Mientras el Apolo XI alunizaba, Francisco dejaba que la luna le sirviera de faro en su noche de dehesa. Nunca le llamaron la atención aquellas naves ni los trajes y las escafandras. Campo y bichos, su sueño de maletilla, eso era lo único que, a los veinte años, le importaba. Con los años, cambió el campo por la fábrica de coches en la ciudad, se soñaba menos, pero se ganaba más.
Para Manuel, la luna era uno de los colgantes que había sobre su cuna. Un sol, una luna, unas estrellas...juguetes que danzaban sobre su cabeza con cada una de las pataditas de sus regordetes pies. Creció admirando los recortes de los periódicos de aquel 22 de julio que su padre había guardado en un álbum de polipiel rojiza mientras se imaginaba luciendo uno de aquellos trajes y caminando por la luna.

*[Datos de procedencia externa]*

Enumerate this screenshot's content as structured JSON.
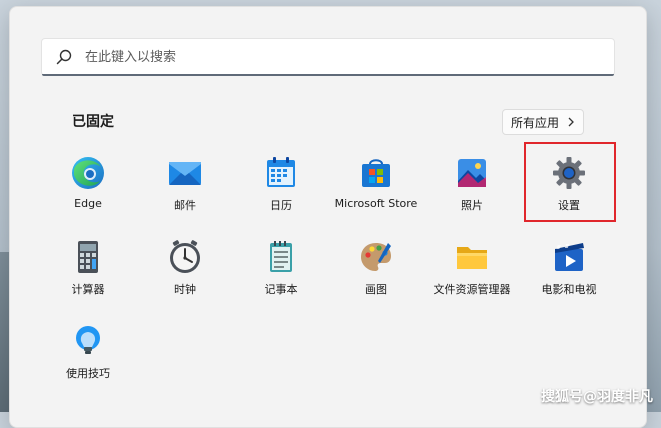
{
  "search": {
    "placeholder": "在此键入以搜索"
  },
  "pinned": {
    "title": "已固定",
    "all_apps_label": "所有应用",
    "apps": [
      {
        "label": "Edge",
        "icon": "edge-icon"
      },
      {
        "label": "邮件",
        "icon": "mail-icon"
      },
      {
        "label": "日历",
        "icon": "calendar-icon"
      },
      {
        "label": "Microsoft Store",
        "icon": "store-icon"
      },
      {
        "label": "照片",
        "icon": "photos-icon"
      },
      {
        "label": "设置",
        "icon": "gear-icon"
      },
      {
        "label": "计算器",
        "icon": "calculator-icon"
      },
      {
        "label": "时钟",
        "icon": "clock-icon"
      },
      {
        "label": "记事本",
        "icon": "notepad-icon"
      },
      {
        "label": "画图",
        "icon": "paint-icon"
      },
      {
        "label": "文件资源管理器",
        "icon": "folder-icon"
      },
      {
        "label": "电影和电视",
        "icon": "video-icon"
      },
      {
        "label": "使用技巧",
        "icon": "tips-icon"
      }
    ]
  },
  "watermark": "搜狐号@羽度非凡",
  "colors": {
    "highlight": "#e0262b",
    "accent": "#0078d4"
  }
}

Francisco vio a la luna dejar de brillar sobre la manta de las farolas de la urbe a la vez que sus agrietadas manos se teñían negra grasa. Manuel estudió, pero pronto olvidó su sueño de ser astronauta, de qué le valían los conocimientos si se mareaba en todos los viajes.

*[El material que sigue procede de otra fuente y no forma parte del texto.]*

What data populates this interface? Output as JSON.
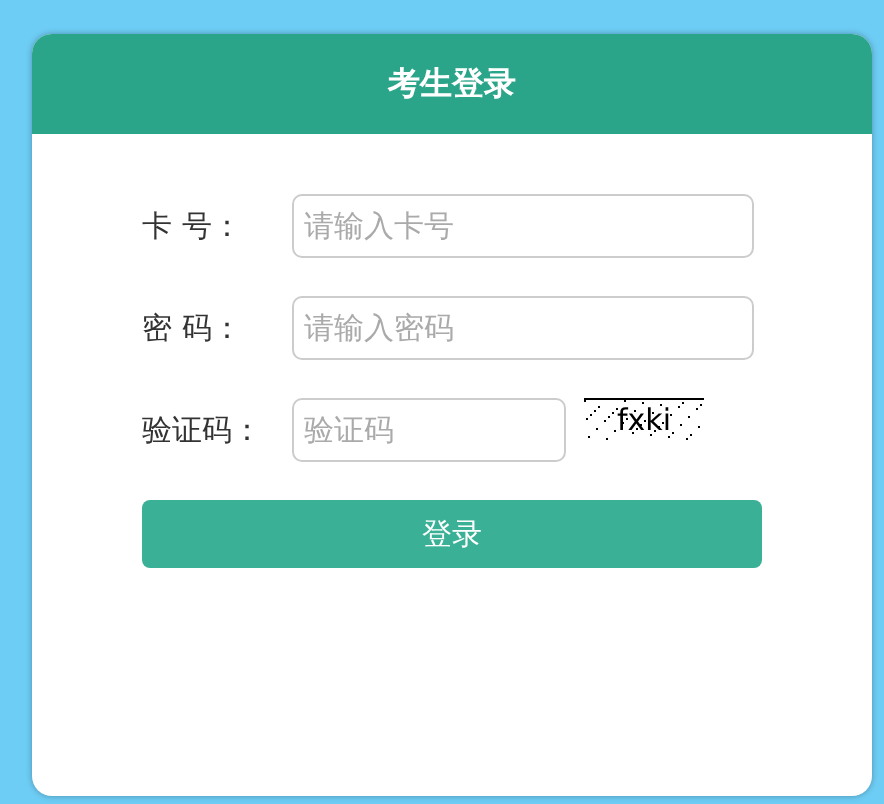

El día de su septuagésimo primer cumpleaños, Francisco soñó con la luna. Paseaba tranquilamente por la superficie selenita cuando, al darse cuenta de donde estaba, le faltó el aire. Sus pulmones luchaban por encontrar oxigeno mientras su piel, cada vez más encendida, sudaba por el esfuerzo. Al borde del colapso, Francisco pensó que lo mejor sería tirar la toalla y dejar que su cuerpo, se apagara a medida que el preciado gas, iba desapareciendo de su organismo.

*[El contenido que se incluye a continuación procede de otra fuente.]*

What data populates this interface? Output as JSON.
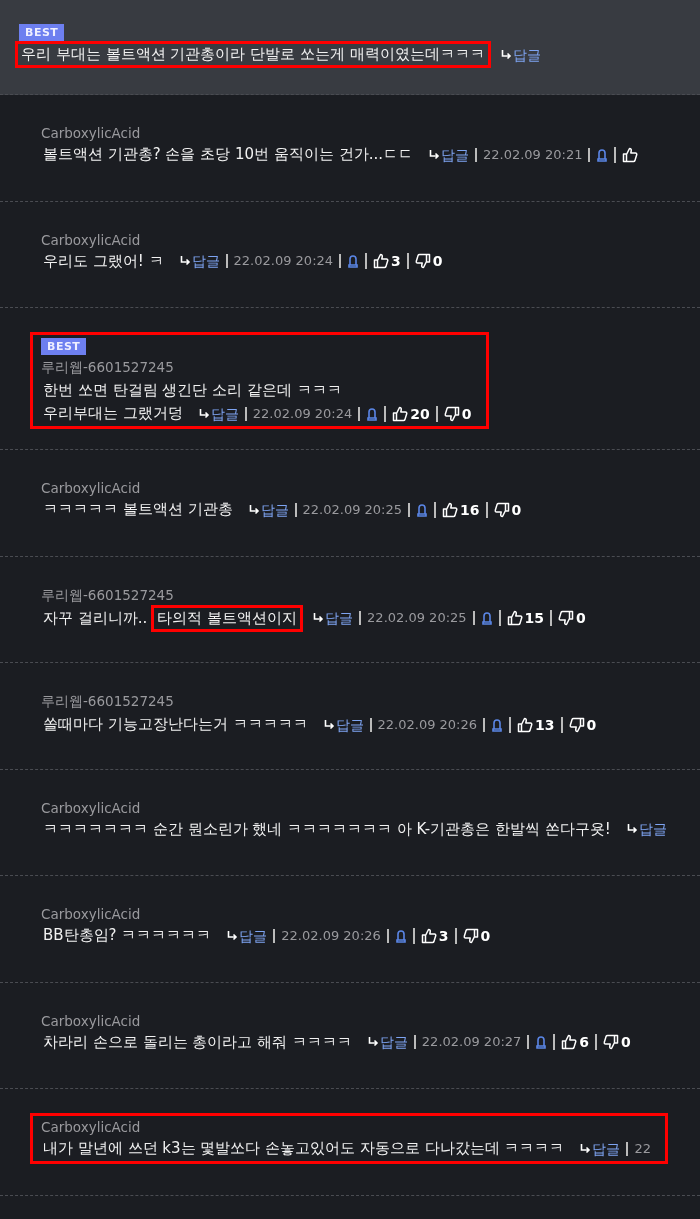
{
  "comments": [
    {
      "kind": "top",
      "badge": "BEST",
      "highlighted": false,
      "lines": [
        [
          {
            "text": "우리 부대는 볼트액션 기관총이라 단발로 쏘는게 매력이였는데ㅋㅋㅋ",
            "highlighted": true
          }
        ]
      ],
      "meta": [
        {
          "kind": "reply",
          "text": "답글"
        }
      ]
    },
    {
      "kind": "reply",
      "author": "CarboxylicAcid",
      "highlighted": false,
      "lines": [
        [
          {
            "text": "볼트액션 기관총? 손을 초당 10번 움직이는 건가...ㄷㄷ",
            "highlighted": false
          }
        ]
      ],
      "meta": [
        {
          "kind": "reply",
          "text": "답글"
        },
        {
          "kind": "date",
          "text": "22.02.09 20:21"
        },
        {
          "kind": "bell"
        },
        {
          "kind": "like"
        }
      ]
    },
    {
      "kind": "reply",
      "author": "CarboxylicAcid",
      "highlighted": false,
      "lines": [
        [
          {
            "text": "우리도 그랬어! ㅋ",
            "highlighted": false
          }
        ]
      ],
      "meta": [
        {
          "kind": "reply",
          "text": "답글"
        },
        {
          "kind": "date",
          "text": "22.02.09 20:24"
        },
        {
          "kind": "bell"
        },
        {
          "kind": "like",
          "count": "3"
        },
        {
          "kind": "dislike",
          "count": "0"
        }
      ]
    },
    {
      "kind": "reply",
      "badge": "BEST",
      "author": "루리웹-6601527245",
      "highlighted": true,
      "lines": [
        [
          {
            "text": "한번 쏘면 탄걸림 생긴단 소리 같은데 ㅋㅋㅋ",
            "highlighted": false
          }
        ],
        [
          {
            "text": "우리부대는 그랬거덩",
            "highlighted": false
          }
        ]
      ],
      "meta": [
        {
          "kind": "reply",
          "text": "답글"
        },
        {
          "kind": "date",
          "text": "22.02.09 20:24"
        },
        {
          "kind": "bell"
        },
        {
          "kind": "like",
          "count": "20"
        },
        {
          "kind": "dislike",
          "count": "0"
        }
      ]
    },
    {
      "kind": "reply",
      "author": "CarboxylicAcid",
      "highlighted": false,
      "lines": [
        [
          {
            "text": "ㅋㅋㅋㅋㅋ 볼트액션 기관총",
            "highlighted": false
          }
        ]
      ],
      "meta": [
        {
          "kind": "reply",
          "text": "답글"
        },
        {
          "kind": "date",
          "text": "22.02.09 20:25"
        },
        {
          "kind": "bell"
        },
        {
          "kind": "like",
          "count": "16"
        },
        {
          "kind": "dislike",
          "count": "0"
        }
      ]
    },
    {
      "kind": "reply",
      "author": "루리웹-6601527245",
      "highlighted": false,
      "lines": [
        [
          {
            "text": "자꾸 걸리니까..",
            "highlighted": false
          },
          {
            "text": "타의적 볼트액션이지",
            "highlighted": true
          }
        ]
      ],
      "meta": [
        {
          "kind": "reply",
          "text": "답글"
        },
        {
          "kind": "date",
          "text": "22.02.09 20:25"
        },
        {
          "kind": "bell"
        },
        {
          "kind": "like",
          "count": "15"
        },
        {
          "kind": "dislike",
          "count": "0"
        }
      ]
    },
    {
      "kind": "reply",
      "author": "루리웹-6601527245",
      "highlighted": false,
      "lines": [
        [
          {
            "text": "쏠때마다 기능고장난다는거 ㅋㅋㅋㅋㅋ",
            "highlighted": false
          }
        ]
      ],
      "meta": [
        {
          "kind": "reply",
          "text": "답글"
        },
        {
          "kind": "date",
          "text": "22.02.09 20:26"
        },
        {
          "kind": "bell"
        },
        {
          "kind": "like",
          "count": "13"
        },
        {
          "kind": "dislike",
          "count": "0"
        }
      ]
    },
    {
      "kind": "reply",
      "author": "CarboxylicAcid",
      "highlighted": false,
      "lines": [
        [
          {
            "text": "ㅋㅋㅋㅋㅋㅋㅋ 순간 뭔소린가 했네 ㅋㅋㅋㅋㅋㅋㅋ 아 K-기관총은 한발씩 쏜다구욧!",
            "highlighted": false
          }
        ]
      ],
      "meta": [
        {
          "kind": "reply",
          "text": "답글"
        }
      ]
    },
    {
      "kind": "reply",
      "author": "CarboxylicAcid",
      "highlighted": false,
      "lines": [
        [
          {
            "text": "BB탄총임? ㅋㅋㅋㅋㅋㅋ",
            "highlighted": false
          }
        ]
      ],
      "meta": [
        {
          "kind": "reply",
          "text": "답글"
        },
        {
          "kind": "date",
          "text": "22.02.09 20:26"
        },
        {
          "kind": "bell"
        },
        {
          "kind": "like",
          "count": "3"
        },
        {
          "kind": "dislike",
          "count": "0"
        }
      ]
    },
    {
      "kind": "reply",
      "author": "CarboxylicAcid",
      "highlighted": false,
      "lines": [
        [
          {
            "text": "차라리 손으로 돌리는 총이라고 해줘 ㅋㅋㅋㅋ",
            "highlighted": false
          }
        ]
      ],
      "meta": [
        {
          "kind": "reply",
          "text": "답글"
        },
        {
          "kind": "date",
          "text": "22.02.09 20:27"
        },
        {
          "kind": "bell"
        },
        {
          "kind": "like",
          "count": "6"
        },
        {
          "kind": "dislike",
          "count": "0"
        }
      ]
    },
    {
      "kind": "reply",
      "author": "CarboxylicAcid",
      "highlighted": true,
      "lines": [
        [
          {
            "text": "내가 말년에 쓰던 k3는 몇발쏘다 손놓고있어도 자동으로 다나갔는데 ㅋㅋㅋㅋ",
            "highlighted": false
          }
        ]
      ],
      "meta": [
        {
          "kind": "reply",
          "text": "답글"
        },
        {
          "kind": "date",
          "text": "22"
        }
      ]
    }
  ]
}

Sumido en un duermevela esperando el fatal desenlace de su pesadilla y boqueando por la falta de aire, Francisco vio aterrizar una nave junto a él de la que descendió veloz un astronauta que, deslizándose a su alrededor por la falta de gravedad, le prestó una de sus escafandras y lo guió hacia el interior del cohete. Una vez que sus pulmones se fueron reponiendo, el sudor dejó paso al frío. El cosmonauta obligó a Francisco a tomar uno de esos compuestos especiales que la NASA preparaba para las largas estancias de sus agentes en la Estación Espacial Internacional y lo dejó sobre un camastro blanco donde se dejó vencer por el sueño.
Un rítmico pitido despertó a Francisco. Parecía que su cuerpo regresaba del más allá, ¿cuánto tiempo había dormido? Intentó moverse, pero las fuerzas le fallaron y se sobresaltó al no reconocer la estancia ni las máquinas que lo rodeaban. Alertado por el jaleo, el astronauta corrió hacia Francisco apuntándole a los ojos con una linternita.
-Tranquilo, Francisco -hablaba con voz profunda desde el interior de la escafandra- soy el Doctor Manuel Hurtado. Todo está bien, el virus lo ha tenido en jaque, pero ya está fuera de peligro.
A través de las gafas de seguridad, Francisco notó que los ojos del médico le sonreían.